El reloj natural del ejercicio
El reloj biológico del organismo -llamado ciclo circadiano- juega un papel decisivo en la respuesta del cuerpo al ejercicio. Conociendo de primera mano en qué momento del día el cuerpo está más o menos predispuesto para una actividad física determinada, aseguraremos la recompensa tras el esfuerzo.
A continuación repasamos cuáles son las mejores actividades o deportes para practicar en los principales momentos del día. Aunque se trata de una información valiosa, no hay que olvidar, sin embargo, que cada persona tiene su propio ritmo circadiano (u oscilaciones biológicas de 24 horas), y puede presentar alguna variación.
Primeras horas: organismo en marcha
La sangre fluye con más fuerza por todo el cuerpo y hay una importante actividad hormonal. Es el momento ideal para activar la circulación sanguínea a través del ejercicio, y aprovechar el tirón hormonal; actividades como correr, nadar o montar en bicicleta resultan ideales para conseguirlo. Además, en estas horas la temperatura corporal está a pleno rendimiento, aprovéchalo practicando todo aquello que requiera algún tipo de coordinación, como una sesión de step, de aeróbic o de baile.
Mediodía: momento para recuperarse
El organismo tiene primero hambre y luego sueño. Los culpables: el aumento del contenido ácido del estómago y la disminución del nivel de azúcar en sangre. Lo que el cuerpo quiere es comer y descansar, en este orden. Sustituye el ejercicio a esta hora por una comida completa y un rato de siesta, sin pasarse (media hora es suficiente para recuperarse). Después de comer tampoco es un buen momento para la actividad física, el cuerpo emplea la mayor parte de la energía disponible en hacer la digestión.
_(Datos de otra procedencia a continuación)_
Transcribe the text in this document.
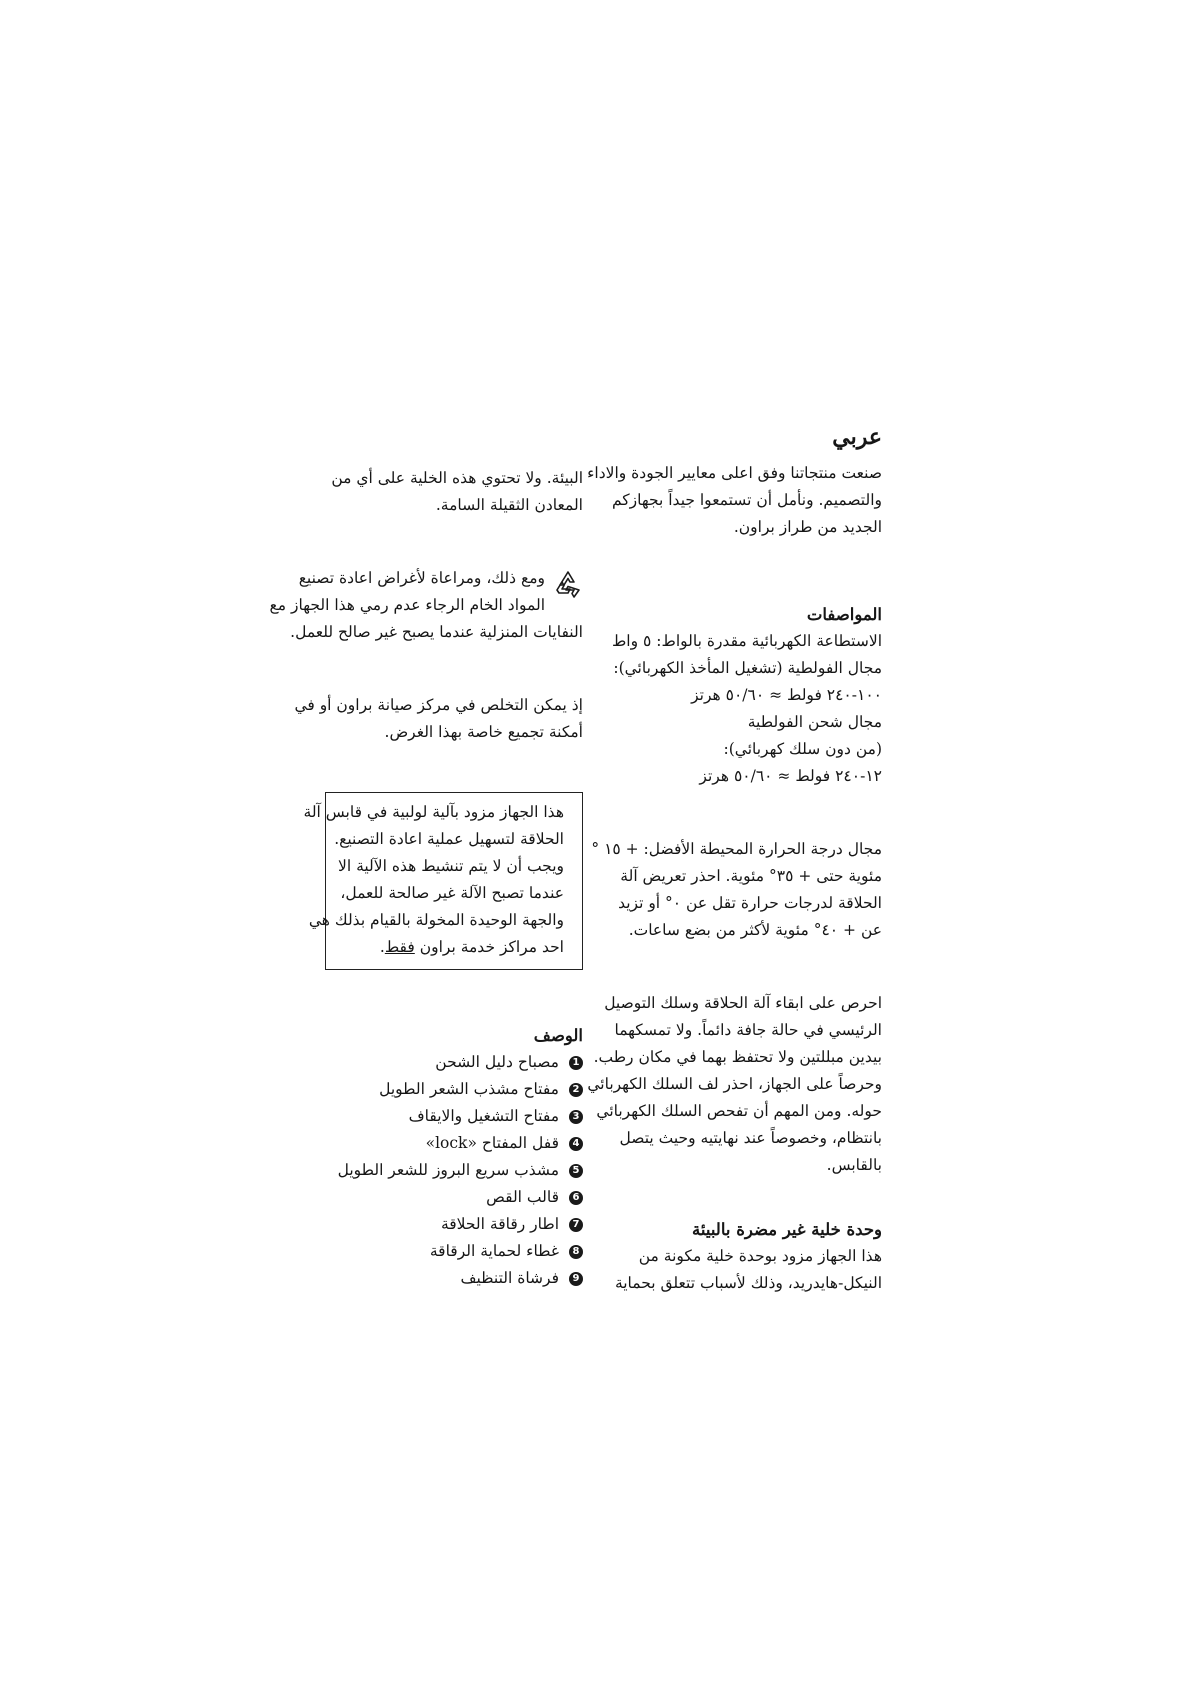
عربي

صنعت منتجاتنا وفق اعلى معايير الجودة والاداء
والتصميم. ونأمل أن تستمعوا جيداً بجهازكم
الجديد من طراز براون.

المواصفات

الاستطاعة الكهربائية مقدرة بالواط: ٥ واط
مجال الفولطية (تشغيل المأخذ الكهربائي):
١٠٠-٢٤٠ فولط ≈ ٥٠/٦٠ هرتز
مجال شحن الفولطية
(من دون سلك كهربائي):
١٢-٢٤٠ فولط ≈ ٥٠/٦٠ هرتز

مجال درجة الحرارة المحيطة الأفضل: + ١٥ °
مئوية حتى + ٣٥° مئوية. احذر تعريض آلة
الحلاقة لدرجات حرارة تقل عن ٠° أو تزيد
عن + ٤٠° مئوية لأكثر من بضع ساعات.

احرص على ابقاء آلة الحلاقة وسلك التوصيل
الرئيسي في حالة جافة دائماً. ولا تمسكهما
بيدين مبللتين ولا تحتفظ بهما في مكان رطب.
وحرصاً على الجهاز، احذر لف السلك الكهربائي
حوله. ومن المهم أن تفحص السلك الكهربائي
بانتظام، وخصوصاً عند نهايتيه وحيث يتصل
بالقابس.

وحدة خلية غير مضرة بالبيئة

هذا الجهاز مزود بوحدة خلية مكونة من
النيكل-هايدريد، وذلك لأسباب تتعلق بحماية

البيئة. ولا تحتوي هذه الخلية على أي من
المعادن الثقيلة السامة.

ومع ذلك، ومراعاة لأغراض اعادة تصنيع
المواد الخام الرجاء عدم رمي هذا الجهاز مع
النفايات المنزلية عندما يصبح غير صالح للعمل.

إذ يمكن التخلص في مركز صيانة براون أو في
أمكنة تجميع خاصة بهذا الغرض.

هذا الجهاز مزود بآلية لولبية في قابس آلة
الحلاقة لتسهيل عملية اعادة التصنيع.
ويجب أن لا يتم تنشيط هذه الآلية الا
عندما تصبح الآلة غير صالحة للعمل،
والجهة الوحيدة المخولة بالقيام بذلك هي
احد مراكز خدمة براون فقط.

الوصف

1
مصباح دليل الشحن
2
مفتاح مشذب الشعر الطويل
3
مفتاح التشغيل والايقاف
4
قفل المفتاح «lock»
5
مشذب سريع البروز للشعر الطويل
6
قالب القص
7
اطار رقاقة الحلاقة
8
غطاء لحماية الرقاقة
9
فرشاة التنظيف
Tarde: estiramientos, resistencia y fuerza
A primera hora de la tarde todavía quedan rescoldos del periodo de descanso. No conviene extralimitarse con un ejercicio demasiado intenso, pero sí son muy recomendables los estiramientos, ya que los músculos están especialmente blandos y elásticos, por lo que se reduce bastante el riesgo de lesión al tensarlos. Cualquiera de las llamadas gimnasias dulces (yoga, método Pilates, Estiramiento Global Activo) será bien recibida.
Según pasan las horas el metabolismo se va activando y mejora progresivamente la frecuencia de la respiración y la absorción del oxígeno. En una palabra: las pilas están recargadas. Dispones de energía suficiente para deportes de resistencia, tales como correr, nadar o patinar, o de fuerza en brazos y piernas, como el tenis y el voleibol.
La circulación sanguínea también está especialmente activa a esta hora; los ejercicios que trabajan el vientre, las piernas o los glúteos sacarán buen partido de esta situación.
Conforme la tarde toca a su fin, aumenta el tiempo de reacción. De ahí que el final de la misma sea el momento idóneo para los deportes de equipo. ¿Qué tal un partido de fútbol o una sesión de squash? Aprovecha tu buena predisposición física.
Final del día: relajación
No prolongues el ejercicio más allá de las nueve de la noche. A partir de ese momento el cuerpo pide a gritos un poco de relax. Agradecerá una sesión de sauna o un relajante baño aromático. Será, además, un fantástico preparativo para las horas de sueño.